Transformation rules
The transformation rules specify how the exploration process can modify the initial model. For this example four rules is spcified, namely:
- Assign a resource variant to a task
- Condition: a task without resource variant and a resource variant of the task's required resource type
- Operation: assign the resource variant to the task
- Create resource instance
- Condition: a resource variant
- Operation:: create a resource instance for the resource variant
- Make a sequential task execution parallel
- Condition: two sequential task, the first has exactly one out flow, the second has exactly one in flow
- Operation: create two parallel gateway, organize flows
- Make a parallel task execution sequential
- Condition: two parallel task, which are between two gateways; the gateways don't have any more tasks between them
- Operation: delete the two gateway, organize flows
Objectives
There are three main objectives and a fourth objective is defined to help the traversal strategies:
- Average response time: The BPMN model is simulated by sending tokens through the system. It will be defined as a hard objective by checking if the simulation is executable and if not it won't be satisfied. In this case it will return an "infinite" number as this objective is to minimize. It is measured in millisecond.

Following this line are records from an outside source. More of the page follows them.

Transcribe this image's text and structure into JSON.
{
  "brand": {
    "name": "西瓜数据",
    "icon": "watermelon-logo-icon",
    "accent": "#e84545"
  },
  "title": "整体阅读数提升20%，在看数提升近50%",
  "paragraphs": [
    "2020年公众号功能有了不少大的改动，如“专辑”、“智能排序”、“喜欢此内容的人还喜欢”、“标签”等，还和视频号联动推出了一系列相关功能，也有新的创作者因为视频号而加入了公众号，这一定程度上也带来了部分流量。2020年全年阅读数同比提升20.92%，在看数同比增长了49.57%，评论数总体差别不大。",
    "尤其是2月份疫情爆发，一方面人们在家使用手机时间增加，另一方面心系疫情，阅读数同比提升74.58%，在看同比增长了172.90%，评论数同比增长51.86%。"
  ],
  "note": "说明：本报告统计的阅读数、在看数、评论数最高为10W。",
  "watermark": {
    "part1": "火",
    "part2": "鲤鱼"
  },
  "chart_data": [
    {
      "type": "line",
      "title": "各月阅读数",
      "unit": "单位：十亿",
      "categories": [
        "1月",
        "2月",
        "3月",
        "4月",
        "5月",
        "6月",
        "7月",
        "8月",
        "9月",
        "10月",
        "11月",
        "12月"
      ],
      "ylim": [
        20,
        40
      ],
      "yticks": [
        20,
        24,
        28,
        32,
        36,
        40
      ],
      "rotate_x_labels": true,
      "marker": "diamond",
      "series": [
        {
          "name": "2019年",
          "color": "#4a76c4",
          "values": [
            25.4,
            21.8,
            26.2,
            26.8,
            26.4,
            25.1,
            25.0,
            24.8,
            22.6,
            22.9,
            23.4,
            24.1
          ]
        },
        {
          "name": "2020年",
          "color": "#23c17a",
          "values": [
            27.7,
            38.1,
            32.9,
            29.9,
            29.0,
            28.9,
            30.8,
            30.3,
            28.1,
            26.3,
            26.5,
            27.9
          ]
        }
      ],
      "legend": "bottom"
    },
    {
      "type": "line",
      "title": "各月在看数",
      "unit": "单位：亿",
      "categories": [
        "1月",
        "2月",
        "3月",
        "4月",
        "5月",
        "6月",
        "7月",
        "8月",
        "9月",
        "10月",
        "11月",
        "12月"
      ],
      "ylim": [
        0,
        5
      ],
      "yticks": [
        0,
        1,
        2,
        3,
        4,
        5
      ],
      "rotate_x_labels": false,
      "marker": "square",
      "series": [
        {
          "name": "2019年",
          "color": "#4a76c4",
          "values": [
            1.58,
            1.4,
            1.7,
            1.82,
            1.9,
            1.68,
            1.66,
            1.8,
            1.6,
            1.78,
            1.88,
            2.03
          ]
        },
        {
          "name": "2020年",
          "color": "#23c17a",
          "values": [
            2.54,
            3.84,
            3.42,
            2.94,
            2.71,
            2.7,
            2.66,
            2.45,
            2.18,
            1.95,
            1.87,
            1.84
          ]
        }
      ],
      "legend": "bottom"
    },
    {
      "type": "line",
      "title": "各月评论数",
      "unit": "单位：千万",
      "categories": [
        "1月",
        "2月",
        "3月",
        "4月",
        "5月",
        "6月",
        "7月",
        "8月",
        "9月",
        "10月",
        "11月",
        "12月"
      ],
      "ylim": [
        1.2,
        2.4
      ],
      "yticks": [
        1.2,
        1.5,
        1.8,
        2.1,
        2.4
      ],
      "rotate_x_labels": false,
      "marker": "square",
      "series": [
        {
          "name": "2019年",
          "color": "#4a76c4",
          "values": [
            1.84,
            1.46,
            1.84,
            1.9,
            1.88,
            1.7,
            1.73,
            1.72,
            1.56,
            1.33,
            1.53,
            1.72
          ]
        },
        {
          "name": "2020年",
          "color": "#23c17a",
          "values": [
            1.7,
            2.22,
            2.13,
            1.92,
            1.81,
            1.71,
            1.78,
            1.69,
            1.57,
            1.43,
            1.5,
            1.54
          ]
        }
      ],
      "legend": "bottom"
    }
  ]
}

- Minimum resource utilization: Along the simulation utilization of the resource instances is also calculated averaged to resource variants and normalized to a number between 0 and 1. The minimum of this number will give the fitness value of this objective, which should be maximized.
- Cost: Creating resource instances have costs depending on the resource type variant (see the table above) which should be minimized.
- +1: This soft objective will guide the exploration to a valid solution (so it can be simulated) by checking for unassigned tasks and absence of required resource instances. The fitness value will be calculated by the following expression: (unassignedTasks*10) + (absenceOfResourceInstance*1) + (unrequiredResourceInstance*100), which should be minimized (to 0). Note that unassigned tasks has a higher weight to make it more important while unrequired resource instance is punished with a weight of 100.